When we dream at night, the dream appears real. It never occurs to us in the moment of dreaming, that what we are experiencing is not true. How many times do we dream? All through life we dream but never has the unreality of the dream been experienced or known during the dream its falsity never comes to our mind. Those who have awakened to greater truths claim that the world we see with open eyes is also no more than a dream. Life is a dream somehow.

“Until you make the unconscious conscious, it will direct your life and you will call it fate.”

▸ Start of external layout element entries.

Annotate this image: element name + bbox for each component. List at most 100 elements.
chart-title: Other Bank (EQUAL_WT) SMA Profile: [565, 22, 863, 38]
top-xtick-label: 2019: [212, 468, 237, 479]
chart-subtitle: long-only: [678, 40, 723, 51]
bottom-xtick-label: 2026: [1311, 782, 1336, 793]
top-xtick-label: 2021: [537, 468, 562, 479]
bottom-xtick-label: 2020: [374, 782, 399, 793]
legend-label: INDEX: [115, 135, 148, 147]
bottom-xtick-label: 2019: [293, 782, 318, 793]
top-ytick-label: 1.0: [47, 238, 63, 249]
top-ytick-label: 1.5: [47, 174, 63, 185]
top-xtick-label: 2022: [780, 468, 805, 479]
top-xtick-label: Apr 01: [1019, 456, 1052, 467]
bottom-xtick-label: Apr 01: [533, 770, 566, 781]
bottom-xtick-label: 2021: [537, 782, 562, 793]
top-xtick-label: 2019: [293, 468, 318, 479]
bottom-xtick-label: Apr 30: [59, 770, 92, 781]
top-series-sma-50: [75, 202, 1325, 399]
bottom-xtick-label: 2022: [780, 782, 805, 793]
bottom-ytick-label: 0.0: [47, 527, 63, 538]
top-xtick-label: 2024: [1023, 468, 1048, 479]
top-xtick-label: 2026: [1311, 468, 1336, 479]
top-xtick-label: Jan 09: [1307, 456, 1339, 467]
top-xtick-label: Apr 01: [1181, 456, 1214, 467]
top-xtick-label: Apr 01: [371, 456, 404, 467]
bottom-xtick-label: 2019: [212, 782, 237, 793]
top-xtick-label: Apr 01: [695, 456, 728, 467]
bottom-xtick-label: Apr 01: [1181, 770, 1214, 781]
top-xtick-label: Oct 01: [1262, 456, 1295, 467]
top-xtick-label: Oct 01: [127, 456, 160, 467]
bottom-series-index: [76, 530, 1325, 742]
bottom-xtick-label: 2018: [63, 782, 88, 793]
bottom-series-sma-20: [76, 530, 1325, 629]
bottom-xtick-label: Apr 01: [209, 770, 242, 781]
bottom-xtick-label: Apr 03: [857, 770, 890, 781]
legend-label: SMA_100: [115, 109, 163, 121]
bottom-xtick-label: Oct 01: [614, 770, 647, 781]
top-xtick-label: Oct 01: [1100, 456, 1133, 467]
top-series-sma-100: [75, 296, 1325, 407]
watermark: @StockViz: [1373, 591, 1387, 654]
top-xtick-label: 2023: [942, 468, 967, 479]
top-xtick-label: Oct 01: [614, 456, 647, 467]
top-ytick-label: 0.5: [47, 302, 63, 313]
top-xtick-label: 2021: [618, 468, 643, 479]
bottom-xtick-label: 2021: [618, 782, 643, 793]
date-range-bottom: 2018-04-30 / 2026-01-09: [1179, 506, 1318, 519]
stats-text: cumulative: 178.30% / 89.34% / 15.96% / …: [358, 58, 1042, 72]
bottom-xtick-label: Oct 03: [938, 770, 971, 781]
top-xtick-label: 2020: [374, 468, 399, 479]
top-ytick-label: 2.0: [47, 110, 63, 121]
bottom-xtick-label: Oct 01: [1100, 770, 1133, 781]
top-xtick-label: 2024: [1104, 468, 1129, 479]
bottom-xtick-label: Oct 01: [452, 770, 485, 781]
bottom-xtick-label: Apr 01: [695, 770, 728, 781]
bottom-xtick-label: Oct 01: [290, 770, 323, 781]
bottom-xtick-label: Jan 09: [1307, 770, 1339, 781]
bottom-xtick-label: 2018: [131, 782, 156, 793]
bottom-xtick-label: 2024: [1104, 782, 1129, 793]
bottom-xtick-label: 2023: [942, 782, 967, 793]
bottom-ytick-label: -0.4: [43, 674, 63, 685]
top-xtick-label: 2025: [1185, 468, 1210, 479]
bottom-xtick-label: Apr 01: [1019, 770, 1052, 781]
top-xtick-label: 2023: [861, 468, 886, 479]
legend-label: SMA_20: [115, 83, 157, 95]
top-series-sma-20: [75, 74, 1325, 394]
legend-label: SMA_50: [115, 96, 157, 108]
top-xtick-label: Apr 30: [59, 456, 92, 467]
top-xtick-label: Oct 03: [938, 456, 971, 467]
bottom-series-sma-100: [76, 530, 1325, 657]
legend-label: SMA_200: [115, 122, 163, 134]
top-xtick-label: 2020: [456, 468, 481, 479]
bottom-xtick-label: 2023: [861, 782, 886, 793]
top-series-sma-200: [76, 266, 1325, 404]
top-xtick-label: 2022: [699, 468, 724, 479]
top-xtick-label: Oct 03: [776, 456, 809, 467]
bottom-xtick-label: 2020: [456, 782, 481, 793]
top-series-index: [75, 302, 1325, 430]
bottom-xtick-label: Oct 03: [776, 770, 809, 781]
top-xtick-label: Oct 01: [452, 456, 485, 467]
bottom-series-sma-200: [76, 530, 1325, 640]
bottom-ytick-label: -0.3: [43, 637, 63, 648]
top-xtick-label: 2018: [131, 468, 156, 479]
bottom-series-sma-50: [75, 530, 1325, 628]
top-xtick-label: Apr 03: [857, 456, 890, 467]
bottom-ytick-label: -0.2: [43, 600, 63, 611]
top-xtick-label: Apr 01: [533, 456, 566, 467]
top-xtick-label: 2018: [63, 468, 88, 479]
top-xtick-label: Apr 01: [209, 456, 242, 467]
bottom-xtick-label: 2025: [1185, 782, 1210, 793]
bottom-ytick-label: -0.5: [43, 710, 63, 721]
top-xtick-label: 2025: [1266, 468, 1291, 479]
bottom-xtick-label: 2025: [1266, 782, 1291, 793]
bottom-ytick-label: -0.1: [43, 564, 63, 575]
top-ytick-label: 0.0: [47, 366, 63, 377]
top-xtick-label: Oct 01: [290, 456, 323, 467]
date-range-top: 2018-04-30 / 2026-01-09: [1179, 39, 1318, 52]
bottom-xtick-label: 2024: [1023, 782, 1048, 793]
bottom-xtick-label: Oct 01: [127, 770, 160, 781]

Comparing to his mentor Sigmund Freud, Carl Gustav Jung doesn’t see the unconscious as animalistic, instinctual or sexual. For him, subconscious is more spiritual and the dreams are the window to your unconscious. They are the guides for waking self to achieve the wholeness. Jung believed that dream images reveal something about yourself, your relationships with others, and situations in your waking life. Dreams guide your personal growth and help in achieving your full potential. Jung's method of dream interpretation is placed more confidently on the dreamer. There is no one correct way to interpret a dream. Whatever interpretation feels right to you is most significant and more important than what someone else thinks or believes.

An American social psychologist Daniel Wegner noticed that when we are trying hard to ignore or suppress a thought, it often just keeps coming back (you can read why karma is not such a bitch here). Because of this, we also need to pay attention to our dreams. They can help us to identify things in our lives that we’re not paying enough attention to that are causing us problems. Comfort zone is an amazing place but nothing grows there. Dreams introduce us to the multi-dimensional souls that we truly are. Dreams can highlight roles we play in our own personal dramas while also providing experiences of the roles we avoid. We are not merely personalities doomed to simply live and die. We are much more interesting.